A letter to underclassmen

by | November 1, 2016 | in Opinions | No Comments

For those of you who are tearing your hair out over taking as many weighted classes as possible or juggling a million different extracurriculars at once for the sake of impressing the unknowns who decide whether or not you are lucky enough to be admitted into their college, you might want to reconsider how you are spending your time.

Striving to succeed and achieving the honorable are great goals, but it’s easy to overdo it. Many of us have been guilty of biting off more than we can or should chew for the sake of meeting high expectations. Getting good grades shouldn’t be at the expense of all your time and energy.

Just like getting good grades and high test scores is important, so is filling your schedule with activities and subjects you actually enjoy and being realistic about how much you can take on. Just because you can take six weighted classes as an upperclassmen does not mean you should for the sake of keeping your life balanced and not overwhelmingly stressful.

High school is stressful sometimes either way, so why not make the most of rallies, spirit weeks, or other school activities that should be part of the high school experience. No one wants to look back at their days in high school regretting not trying that new sport they always wanted to do or not making friends with that one person they never got to talk to. You still have time to dictate how the next few years are going to play out, so prioritizing and balancing is key.img_3843

This is not to say that challenging yourself and working hard isn’t important, because it is. At the same time, you should consider how you want to be spending your time. If you are going to do community service, why not find service opportunities in areas you are passionate about. If you are going to take a difficult class, make sure you enjoy the subject or take another class you do enjoy as well. Getting one bad test grade or not taking “enough” weighted classes, shouldn’t be the end of the world. Realistically, what matters is that you are learning how life works, gaining new experiences, doing your best and accepting your best as good enough.

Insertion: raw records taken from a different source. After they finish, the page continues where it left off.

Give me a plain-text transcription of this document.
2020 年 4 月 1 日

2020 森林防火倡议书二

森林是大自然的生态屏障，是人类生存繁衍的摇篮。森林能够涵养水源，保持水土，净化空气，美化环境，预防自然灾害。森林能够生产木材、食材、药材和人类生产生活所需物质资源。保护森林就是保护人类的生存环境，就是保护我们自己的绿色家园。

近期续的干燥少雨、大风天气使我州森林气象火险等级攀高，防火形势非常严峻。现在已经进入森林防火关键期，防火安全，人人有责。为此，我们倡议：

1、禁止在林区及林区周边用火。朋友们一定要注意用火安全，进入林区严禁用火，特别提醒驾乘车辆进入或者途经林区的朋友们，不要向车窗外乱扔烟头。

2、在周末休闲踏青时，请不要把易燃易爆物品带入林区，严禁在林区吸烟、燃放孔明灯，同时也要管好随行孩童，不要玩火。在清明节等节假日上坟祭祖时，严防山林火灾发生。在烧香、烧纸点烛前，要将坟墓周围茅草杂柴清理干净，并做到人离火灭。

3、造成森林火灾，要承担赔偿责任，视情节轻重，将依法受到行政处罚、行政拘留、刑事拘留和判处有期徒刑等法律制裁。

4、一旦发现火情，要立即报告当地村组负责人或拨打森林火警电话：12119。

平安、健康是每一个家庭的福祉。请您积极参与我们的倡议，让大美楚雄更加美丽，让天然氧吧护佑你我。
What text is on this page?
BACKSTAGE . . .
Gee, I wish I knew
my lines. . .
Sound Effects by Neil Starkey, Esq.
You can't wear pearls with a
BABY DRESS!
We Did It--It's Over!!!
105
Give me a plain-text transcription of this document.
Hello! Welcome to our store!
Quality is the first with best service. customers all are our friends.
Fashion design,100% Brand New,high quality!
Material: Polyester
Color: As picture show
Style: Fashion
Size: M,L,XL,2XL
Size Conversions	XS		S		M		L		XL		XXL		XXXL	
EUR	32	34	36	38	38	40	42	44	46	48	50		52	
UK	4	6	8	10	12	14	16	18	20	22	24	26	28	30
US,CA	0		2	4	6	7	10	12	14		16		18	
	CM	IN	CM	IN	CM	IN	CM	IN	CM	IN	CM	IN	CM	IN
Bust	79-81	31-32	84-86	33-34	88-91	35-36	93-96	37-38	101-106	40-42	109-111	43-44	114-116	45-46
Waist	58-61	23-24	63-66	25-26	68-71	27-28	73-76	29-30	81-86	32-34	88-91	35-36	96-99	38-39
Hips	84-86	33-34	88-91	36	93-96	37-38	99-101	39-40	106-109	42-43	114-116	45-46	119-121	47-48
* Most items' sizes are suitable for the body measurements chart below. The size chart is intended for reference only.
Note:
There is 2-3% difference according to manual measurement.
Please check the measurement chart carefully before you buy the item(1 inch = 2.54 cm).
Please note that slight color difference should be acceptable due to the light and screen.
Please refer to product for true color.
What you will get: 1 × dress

School should be about learning and building skills that will help you in the future, not simply transcripts and test scores. Extracurriculars should be about spending your time doing something you enjoy and giving back to the community because you actually think it is important, not just carrying out tasks because you are expected to in order to have something to put on a resume college application.

You might think you will have it all figured out by the time you are an upperclassmen, but at least in my experience, you won’t and that’s fine. Your life doesn’t end after high school, so think ahead and be authentic, open to new opportunities and enjoy it all while you’re at it.